(389d) Fractal Analysis of Binding Interactions of Environmental Contaminants on Biosensor Surfaces

A fractal analysis is used to analyze the binding and dissociation (if applicable) of analytes of environmental pollution interest on biosensor surfaces. The analytes analyzed include (a) the binding of anti-atrazine antibody (IgG) in solution to atrazine (rabbit IgG) coated on a 96-well plate (Cummins et al., 2006), (b) the binding of acetylcholine (ACh) in solution to acetylcholinesterase immobilized on an ion-selective field effect transistor (ISFET) biosensor (Hai et al., 2006), and (c) the binding of different concentrations (in nM) of catechol in solution to a 10-bilayer PAMAM polky(amidoamine) dendrimer/CCD (C1 catechol 1,2-deoxygenase) film on a nanostructured surface (Zucolotto et al., 2006). The binding kinetics is described by either a single- or a dual-fractal analysis. The dual-fractal analysis is used only when the a single-fractal analysis did not provide an adequate fit. This was done using Corel Quattro Pro (1997). The fractal dimension provides a quantitative measure of the degree of heterogeneity on, for example, the ISFET biosensor surface. An increase in the fractal dimension value or the degree of heterogeneity on the biosensor surface leads to an increase in the binding and in the dissociation rate coefficient. This is noted for the binding of acetylcholine (ACh) in solution to acetylcholinesterase immobilized on an ISFET biosensor surface (Hai et al., 2006). The binding rate coefficient, k for a single-fractal analysis is extremely sensitive to the degree of heterogeneity or the fractal dimension on the ISFET biosensor surface as noted by the greater than eighth (equal to 8.2) order of dependence exhibited. Similarly, the dissociation rate coefficient, kd is very sensitive to the degree of heterogeneity or the fractal dimension in the dissociation phase, Dfd on the ISFET biosensor surface as noted by the order of dependence between four and one-half and five (equal to 4.8) exhibited.
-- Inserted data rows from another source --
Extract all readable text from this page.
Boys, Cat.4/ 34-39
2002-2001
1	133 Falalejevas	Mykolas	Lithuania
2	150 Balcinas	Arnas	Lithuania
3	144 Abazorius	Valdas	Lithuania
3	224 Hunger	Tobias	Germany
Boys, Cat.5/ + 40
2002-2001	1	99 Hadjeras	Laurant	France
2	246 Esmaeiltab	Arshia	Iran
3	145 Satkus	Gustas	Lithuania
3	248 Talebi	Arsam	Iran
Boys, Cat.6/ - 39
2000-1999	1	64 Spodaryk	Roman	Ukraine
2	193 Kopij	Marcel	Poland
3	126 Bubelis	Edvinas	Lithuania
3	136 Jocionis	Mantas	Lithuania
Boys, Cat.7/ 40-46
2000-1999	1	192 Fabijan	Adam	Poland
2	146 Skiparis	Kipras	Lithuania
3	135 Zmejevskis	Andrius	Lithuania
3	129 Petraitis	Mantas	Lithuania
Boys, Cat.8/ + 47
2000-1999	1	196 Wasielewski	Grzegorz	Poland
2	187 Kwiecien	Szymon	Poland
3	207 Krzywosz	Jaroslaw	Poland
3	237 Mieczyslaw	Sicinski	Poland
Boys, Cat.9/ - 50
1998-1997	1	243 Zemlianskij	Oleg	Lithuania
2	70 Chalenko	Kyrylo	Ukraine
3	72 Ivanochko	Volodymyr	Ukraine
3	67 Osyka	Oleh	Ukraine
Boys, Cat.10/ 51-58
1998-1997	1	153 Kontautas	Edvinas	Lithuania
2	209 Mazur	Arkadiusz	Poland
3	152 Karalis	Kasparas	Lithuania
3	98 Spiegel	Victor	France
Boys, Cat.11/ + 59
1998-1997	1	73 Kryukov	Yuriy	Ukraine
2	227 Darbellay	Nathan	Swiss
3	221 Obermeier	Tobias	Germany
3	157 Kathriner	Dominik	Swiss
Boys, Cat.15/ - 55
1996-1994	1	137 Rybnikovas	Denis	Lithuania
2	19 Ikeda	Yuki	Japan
The binding and dissociation (if applicable) kinetics of environmental pollutants present either in the gas phase or in soluton need to be analyzed. This is especially so since quite a few of these pollutants are resistant to chemical action and to biological degradation, and have been linked to the onset of intractable and insidious diseases, even if present in rather dilute solutions or concentrations. The identification of these environmental pollutants is the first step in their elimination from either water or air environments.